In RESTful world, API designers can require the callers to bound the request. Take some naïve example in place I work, when the caller of
/orders, we require them to specify the limit of number of orders or the date range. So the Swagger looks a bit like this.
/orders: get: security: - CourierAuth:  parameters: - name: page in: query type: integer description: 'default set to 1' - name: limit in: query type: integer description: 'default set to 30' - name: status in: query type: string gtgt required: true enum: - pending - in_progress - is_completed responses: '200': description: OK schema: $ref: '#/definitions/Orders' summary: List orders description: List orders tags: - Order produces: - application/json
But in the world of GraphQL, there is no elegant way to specify this. Also, the limit can be different, even for the same application, with different usage, the result set can be differ so much.
In the context of database, we can separate into 2 questions:
- How can we make sure an arbitrary GraphQL query won’t run too long and use up all CPU of the database?
- How can we make sure an arbitrary GraphQL query won’t return a yuuuuuuuggeeeeeee results and use up all memory / bandwidth of client?
Turns out there can be mathematical / academic ways to deal with these problem.
So first this paper established that for every queries in GraphQL, there is a way to transform it into non-redundant queries in ground-typed normal form. Sounds intimidating? Yes it is. I am still grasping what is that. Anyone has an idea let me know.
And then based on the algorithm mentioned in the original paper2, we can determine the size of the result in polynomial time. After that, we can choose to really run the query or just return an error of “result set too large”.
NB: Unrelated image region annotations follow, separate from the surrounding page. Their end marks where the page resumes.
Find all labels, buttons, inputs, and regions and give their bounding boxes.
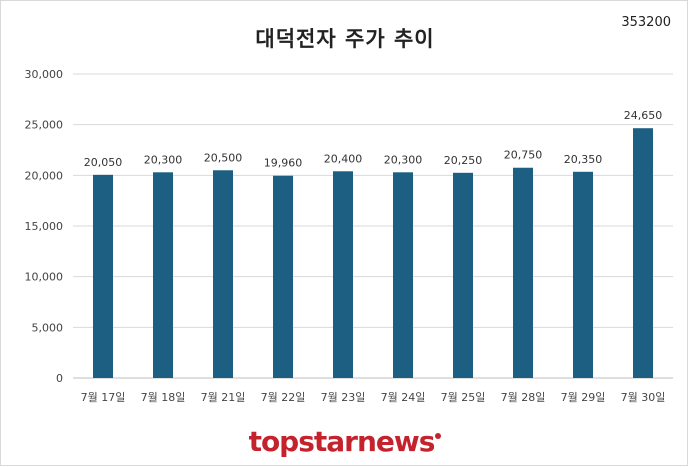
data-label: 20,300 bbox=[144, 153, 183, 166]
y-tick-label: 10,000 bbox=[25, 271, 64, 284]
data-label: 20,350 bbox=[564, 153, 603, 166]
y-tick-label: 15,000 bbox=[25, 220, 64, 233]
bar bbox=[393, 172, 413, 378]
bar bbox=[93, 174, 113, 378]
bar bbox=[573, 171, 593, 378]
brand-dot-icon bbox=[435, 433, 442, 439]
x-tick-label: 7월 17일 bbox=[81, 390, 126, 404]
bar bbox=[213, 170, 233, 378]
y-tick-label: 0 bbox=[56, 372, 63, 385]
x-tick-label: 7월 22일 bbox=[261, 390, 306, 404]
x-tick-label: 7월 24일 bbox=[381, 390, 426, 404]
x-tick-label: 7월 30일 bbox=[621, 390, 666, 404]
brand-text: topstarnews bbox=[248, 425, 436, 458]
bar bbox=[273, 175, 293, 378]
stock-code: 353200 bbox=[621, 15, 671, 30]
bar bbox=[633, 128, 653, 378]
y-tick-label: 30,000 bbox=[25, 68, 64, 81]
x-tick-label: 7월 23일 bbox=[321, 390, 366, 404]
y-tick-label: 20,000 bbox=[25, 169, 64, 182]
brand-logo: topstarnews bbox=[1, 425, 688, 458]
data-label: 20,500 bbox=[204, 151, 243, 164]
y-tick-label: 5,000 bbox=[32, 321, 64, 334]
data-label: 20,050 bbox=[84, 156, 123, 169]
bar bbox=[513, 167, 533, 378]
x-tick-label: 7월 29일 bbox=[561, 390, 606, 404]
bar bbox=[453, 172, 473, 378]
data-label: 19,960 bbox=[264, 157, 303, 170]
y-tick-label: 25,000 bbox=[25, 119, 64, 132]
data-label: 20,250 bbox=[444, 154, 483, 167]
data-label: 24,650 bbox=[624, 109, 663, 122]
bar bbox=[153, 172, 173, 378]
chart-title: 대덕전자 주가 추이 bbox=[255, 27, 435, 51]
x-tick-label: 7월 25일 bbox=[441, 390, 486, 404]
data-label: 20,400 bbox=[324, 152, 363, 165]
x-tick-label: 7월 18일 bbox=[141, 390, 186, 404]
x-tick-label: 7월 28일 bbox=[501, 390, 546, 404]
bar bbox=[333, 171, 353, 378]
data-label: 20,750 bbox=[504, 149, 543, 162]
data-label: 20,300 bbox=[384, 153, 423, 166]
x-tick-label: 7월 21일 bbox=[201, 390, 246, 404]
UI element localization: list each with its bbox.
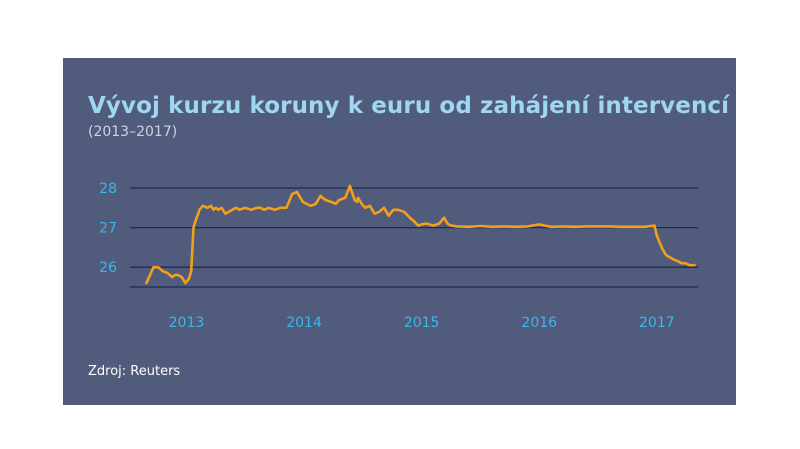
y-tick-label: 26 <box>99 260 117 276</box>
x-tick-label: 2016 <box>521 315 557 331</box>
y-tick-label: 28 <box>99 181 117 197</box>
chart-subtitle: (2013–2017) <box>88 124 178 140</box>
y-tick-label: 27 <box>99 221 117 237</box>
y-axis-tick-labels: 26 27 28 <box>99 181 117 276</box>
chart-panel <box>63 58 736 405</box>
exchange-rate-line <box>145 184 696 285</box>
x-axis-tick-labels: 2013 2014 2015 2016 2017 <box>169 315 675 331</box>
gridlines <box>130 187 698 288</box>
x-tick-label: 2017 <box>639 315 675 331</box>
x-tick-label: 2015 <box>404 315 440 331</box>
source-note: Zdroj: Reuters <box>88 364 181 379</box>
x-tick-label: 2013 <box>169 315 205 331</box>
x-tick-label: 2014 <box>286 315 322 331</box>
chart-title: Vývoj kurzu koruny k euru od zahájení in… <box>88 93 730 119</box>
In the following weeks, I would like to have time to prototype it, but I cannot guarantee anything.
P.S: A little bit takeaway in reading this:
- Formalization of problem really helps us to think about it. Formalization essentially separate convoluting concepts and parameters into mathematical notations. Real world socio-political or human dynamics problems may not be applicable but most other problems, I would argue, is at least partly applicable to this approach.
- Everytime I read mathematical notations I got cognitive overload. Anyway to solve this? I am drawing mindmap but still very overloaded.